Et fiyatlarının artışını durdurmak için et ithalatı yapılması kısa dönemde et fiyatlarında rahatlama doğurabilir. Ancak uzun vadede, geçmiş yıllarda olduğu gibi mevcut süt ineklerinin mezbahaya gönderilmesi sonucunda, sürdürülebilir hayvancılık ve et üretimi daha çok zarar görecektir. Et ithalatı fiyatları azaltmak için çare değildir.
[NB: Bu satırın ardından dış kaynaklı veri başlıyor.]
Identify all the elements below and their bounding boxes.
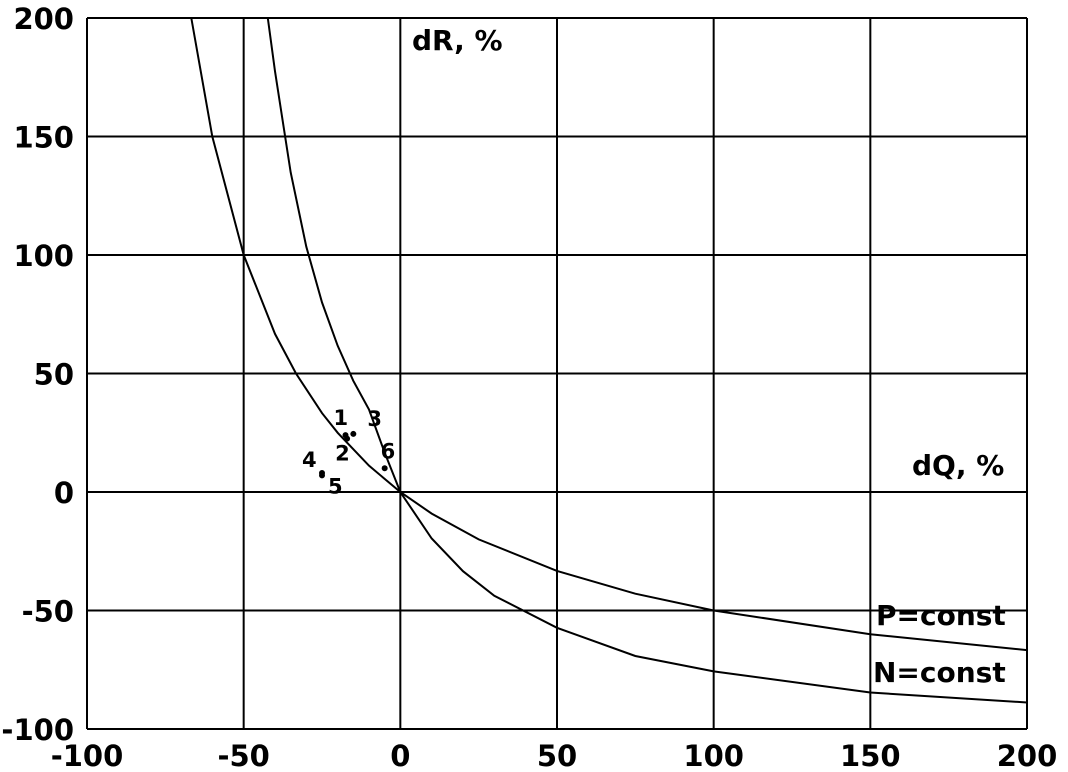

Çözüm hayvansal üretimi artırmak ve verimli hale getirmektir.
Hayvancılığın sorunlarının masaya yatırılarak uzun vadeli hayvancılık politikasının ortaya konulması, hayvancılık destekleme politikasının yeniden gözden geçirilmesi, özellikle orta ölçekli hayvancılık işletmelerinin teşvik edilmesi ve verimliliğinin sağlanması, hayvan başına elde edilen et veriminin arttırılması, üreme kapasitesi olan melez/kültür ırkı inek ve düve kesimlerinin önlenmesi, kurban
bayramında erkek hayvan kesilmesinin teşviki, daha fazla et üretiminin desteklenmesi zorunludur.
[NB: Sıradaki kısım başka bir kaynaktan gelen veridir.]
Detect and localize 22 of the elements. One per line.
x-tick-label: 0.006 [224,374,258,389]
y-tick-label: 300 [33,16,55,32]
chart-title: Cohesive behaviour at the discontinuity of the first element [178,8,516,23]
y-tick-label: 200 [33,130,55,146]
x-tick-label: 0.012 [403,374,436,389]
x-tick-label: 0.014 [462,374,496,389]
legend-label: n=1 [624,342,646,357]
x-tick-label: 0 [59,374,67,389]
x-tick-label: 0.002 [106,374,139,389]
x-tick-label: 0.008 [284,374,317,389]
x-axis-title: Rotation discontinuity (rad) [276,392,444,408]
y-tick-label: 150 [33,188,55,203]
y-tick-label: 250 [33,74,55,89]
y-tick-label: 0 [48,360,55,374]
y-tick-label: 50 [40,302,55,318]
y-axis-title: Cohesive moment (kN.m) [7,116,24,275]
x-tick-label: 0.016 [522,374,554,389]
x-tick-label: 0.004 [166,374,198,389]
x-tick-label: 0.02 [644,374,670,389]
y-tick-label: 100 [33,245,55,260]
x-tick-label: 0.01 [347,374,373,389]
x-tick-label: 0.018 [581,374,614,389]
Mevcut hayvancılık politikası aynen devam ettiği ve üretimi artırmaya yönelik önlemler şimdiden alınmadığı takdirde, önümüzdeki 10 yılın sonunda ülke ihtiyacı olan etin ancak yarısı karşılanabileceği unutulmamalıdır.
Ayrıca Bakanlığın kuzu kesimlerinde 18 kilogram karkas ağırlığı uygulamasının derhal kaldırılarak, bunun yerine bölge ve ırk özellikleri dikkate alınarak kuzular için 25-30 kilogram oğlaklar için 20-25 kilogram olmak üzere, canlı ağırlık şartı aranması gerekir.